Grouping by IP address:

awk '($(NF-1) = /Ban/){print $NF}' /var/log/fail2ban.log | sort | uniq -c | sort -n

Note: the variable NF equals the number of fields in each row of the logfile. So $NF is the value of the last field.

Sample output:

...
  4 XXX.124.81.130
  5 XXX.248.175.246
  8 XXX.29.45.142

Visit this Link for more detail

To add more generic answer:

Please note that iptables might not be correct answer and might not give you relevant information at all (for original poster it is). It depends on which value for banaction = [action] you are using in your DEFAULT or specific jail definition.

I have many small ARM powered boxes running linux but kernel does not have all relevant iptables modules available, so iptables will not work in that case.

*BSD might not have iptables at all and use use something like pf instead.

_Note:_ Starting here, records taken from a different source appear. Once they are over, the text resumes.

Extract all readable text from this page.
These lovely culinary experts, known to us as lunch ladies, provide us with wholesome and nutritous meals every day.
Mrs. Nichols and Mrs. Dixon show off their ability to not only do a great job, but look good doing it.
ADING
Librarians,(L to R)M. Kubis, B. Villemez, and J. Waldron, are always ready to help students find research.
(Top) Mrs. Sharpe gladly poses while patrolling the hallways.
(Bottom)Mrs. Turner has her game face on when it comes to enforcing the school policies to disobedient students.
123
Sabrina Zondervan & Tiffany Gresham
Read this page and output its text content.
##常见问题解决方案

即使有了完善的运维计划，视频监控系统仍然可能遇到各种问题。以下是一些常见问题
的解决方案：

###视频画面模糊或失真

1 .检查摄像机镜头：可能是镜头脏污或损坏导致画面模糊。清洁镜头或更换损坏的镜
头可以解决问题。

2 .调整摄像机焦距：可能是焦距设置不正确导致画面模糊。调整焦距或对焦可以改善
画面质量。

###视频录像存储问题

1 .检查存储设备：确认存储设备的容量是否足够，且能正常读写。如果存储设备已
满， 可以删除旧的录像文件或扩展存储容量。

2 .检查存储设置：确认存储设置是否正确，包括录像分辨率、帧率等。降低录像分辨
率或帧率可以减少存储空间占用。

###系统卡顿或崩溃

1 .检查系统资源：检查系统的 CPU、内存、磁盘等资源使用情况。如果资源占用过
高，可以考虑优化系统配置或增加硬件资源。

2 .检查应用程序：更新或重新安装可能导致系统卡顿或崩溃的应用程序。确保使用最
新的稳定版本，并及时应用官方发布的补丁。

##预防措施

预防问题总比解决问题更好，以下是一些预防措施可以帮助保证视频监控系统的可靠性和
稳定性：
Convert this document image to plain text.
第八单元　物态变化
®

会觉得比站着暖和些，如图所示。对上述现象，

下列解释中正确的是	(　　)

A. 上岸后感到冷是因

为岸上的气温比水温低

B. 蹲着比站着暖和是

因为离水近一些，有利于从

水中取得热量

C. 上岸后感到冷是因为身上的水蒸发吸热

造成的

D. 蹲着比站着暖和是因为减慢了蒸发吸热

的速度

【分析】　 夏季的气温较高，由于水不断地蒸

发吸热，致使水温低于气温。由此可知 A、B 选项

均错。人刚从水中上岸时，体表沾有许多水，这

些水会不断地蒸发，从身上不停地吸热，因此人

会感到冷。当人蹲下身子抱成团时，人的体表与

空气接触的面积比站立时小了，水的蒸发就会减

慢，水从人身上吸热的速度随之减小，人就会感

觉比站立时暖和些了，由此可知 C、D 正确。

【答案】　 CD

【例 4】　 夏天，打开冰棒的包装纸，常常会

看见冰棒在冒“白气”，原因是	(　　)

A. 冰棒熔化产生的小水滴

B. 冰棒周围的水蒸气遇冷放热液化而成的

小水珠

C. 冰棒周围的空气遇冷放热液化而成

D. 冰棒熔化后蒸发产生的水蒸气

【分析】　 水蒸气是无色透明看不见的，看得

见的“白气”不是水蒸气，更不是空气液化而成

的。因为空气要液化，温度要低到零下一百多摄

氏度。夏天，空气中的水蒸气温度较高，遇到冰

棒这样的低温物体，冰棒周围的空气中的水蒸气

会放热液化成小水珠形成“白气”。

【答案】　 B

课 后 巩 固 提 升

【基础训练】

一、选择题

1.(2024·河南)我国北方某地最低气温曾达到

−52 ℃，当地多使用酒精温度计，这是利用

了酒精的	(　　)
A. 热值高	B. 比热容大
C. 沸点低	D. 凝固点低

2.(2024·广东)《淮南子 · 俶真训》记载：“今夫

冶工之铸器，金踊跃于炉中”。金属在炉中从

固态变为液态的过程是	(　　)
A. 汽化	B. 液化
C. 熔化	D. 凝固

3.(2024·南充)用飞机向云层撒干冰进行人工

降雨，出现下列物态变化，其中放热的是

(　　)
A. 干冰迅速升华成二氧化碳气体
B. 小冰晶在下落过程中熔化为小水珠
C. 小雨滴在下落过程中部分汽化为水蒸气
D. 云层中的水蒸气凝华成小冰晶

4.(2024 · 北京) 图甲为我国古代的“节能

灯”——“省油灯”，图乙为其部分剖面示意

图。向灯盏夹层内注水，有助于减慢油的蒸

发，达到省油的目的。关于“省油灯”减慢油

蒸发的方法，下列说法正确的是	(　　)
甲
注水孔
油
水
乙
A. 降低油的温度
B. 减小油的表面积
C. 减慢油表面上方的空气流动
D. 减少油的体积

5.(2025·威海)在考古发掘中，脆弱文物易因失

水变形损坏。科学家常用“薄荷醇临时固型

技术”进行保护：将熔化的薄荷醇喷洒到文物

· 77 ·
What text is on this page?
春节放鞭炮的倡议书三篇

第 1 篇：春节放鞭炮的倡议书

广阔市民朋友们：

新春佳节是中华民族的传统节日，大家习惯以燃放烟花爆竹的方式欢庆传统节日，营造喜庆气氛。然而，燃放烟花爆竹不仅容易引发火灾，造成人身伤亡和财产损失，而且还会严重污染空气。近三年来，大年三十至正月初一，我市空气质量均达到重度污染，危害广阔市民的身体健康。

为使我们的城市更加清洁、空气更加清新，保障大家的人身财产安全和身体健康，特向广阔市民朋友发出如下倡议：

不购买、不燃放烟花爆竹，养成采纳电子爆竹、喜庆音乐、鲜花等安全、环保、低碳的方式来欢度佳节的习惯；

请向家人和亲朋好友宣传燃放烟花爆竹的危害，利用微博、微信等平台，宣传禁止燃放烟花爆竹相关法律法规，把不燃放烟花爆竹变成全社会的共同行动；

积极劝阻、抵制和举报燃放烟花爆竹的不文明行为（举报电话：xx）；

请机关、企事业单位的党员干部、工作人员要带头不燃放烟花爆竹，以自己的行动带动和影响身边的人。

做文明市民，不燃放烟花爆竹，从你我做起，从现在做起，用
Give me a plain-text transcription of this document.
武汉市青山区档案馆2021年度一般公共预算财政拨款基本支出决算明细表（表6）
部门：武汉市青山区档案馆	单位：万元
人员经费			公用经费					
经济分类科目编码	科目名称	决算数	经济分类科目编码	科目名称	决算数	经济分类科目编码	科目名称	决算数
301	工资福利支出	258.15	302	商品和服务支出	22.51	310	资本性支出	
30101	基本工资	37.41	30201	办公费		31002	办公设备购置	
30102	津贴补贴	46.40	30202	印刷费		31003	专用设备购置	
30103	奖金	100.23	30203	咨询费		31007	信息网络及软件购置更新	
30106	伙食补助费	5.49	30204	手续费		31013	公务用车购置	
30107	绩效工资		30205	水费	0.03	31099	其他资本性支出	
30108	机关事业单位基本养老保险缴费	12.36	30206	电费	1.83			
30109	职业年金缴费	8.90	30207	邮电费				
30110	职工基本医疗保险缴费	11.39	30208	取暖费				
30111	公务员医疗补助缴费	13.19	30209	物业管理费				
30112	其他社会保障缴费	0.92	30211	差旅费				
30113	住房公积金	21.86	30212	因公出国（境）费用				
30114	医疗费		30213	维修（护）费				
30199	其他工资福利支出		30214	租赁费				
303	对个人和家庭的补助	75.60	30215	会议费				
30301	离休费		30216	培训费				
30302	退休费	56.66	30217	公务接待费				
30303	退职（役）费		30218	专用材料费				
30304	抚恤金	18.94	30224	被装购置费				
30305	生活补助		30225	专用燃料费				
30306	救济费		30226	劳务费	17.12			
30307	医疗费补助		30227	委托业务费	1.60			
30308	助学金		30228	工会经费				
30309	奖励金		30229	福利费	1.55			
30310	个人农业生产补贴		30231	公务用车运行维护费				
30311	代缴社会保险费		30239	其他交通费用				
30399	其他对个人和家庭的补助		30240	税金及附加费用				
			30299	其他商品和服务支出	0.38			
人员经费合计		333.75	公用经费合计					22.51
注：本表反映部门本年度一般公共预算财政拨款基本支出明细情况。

On my ARM boxes I am using route for blocking. It adds invalid route for banned IPs and therefore return packets are undeliverable and IP is essentially blocked. Works very well. In that case you can check banned IPs by using:

# route -n
Kernel IP routing table
Destination     Gateway         Genmask         Flags Metric Ref    Use Iface
# normal routing entries
0.0.0.0         192.168.0.1     0.0.0.0         UG    0      0        0 eth0
192.168.0.0     0.0.0.0         255.255.255.0   U     0      0        0 eth0
# banned IPs (no gateway, no iface)
223.96.95.85    -               255.255.255.255 !H    0      -        0 -

You have many options for banning. And therefore many options to check ban list. Which one to use depends on your platform and preference. There are many pre-configured configuration files in: /etc/fail2ban/action.d/ to choose from.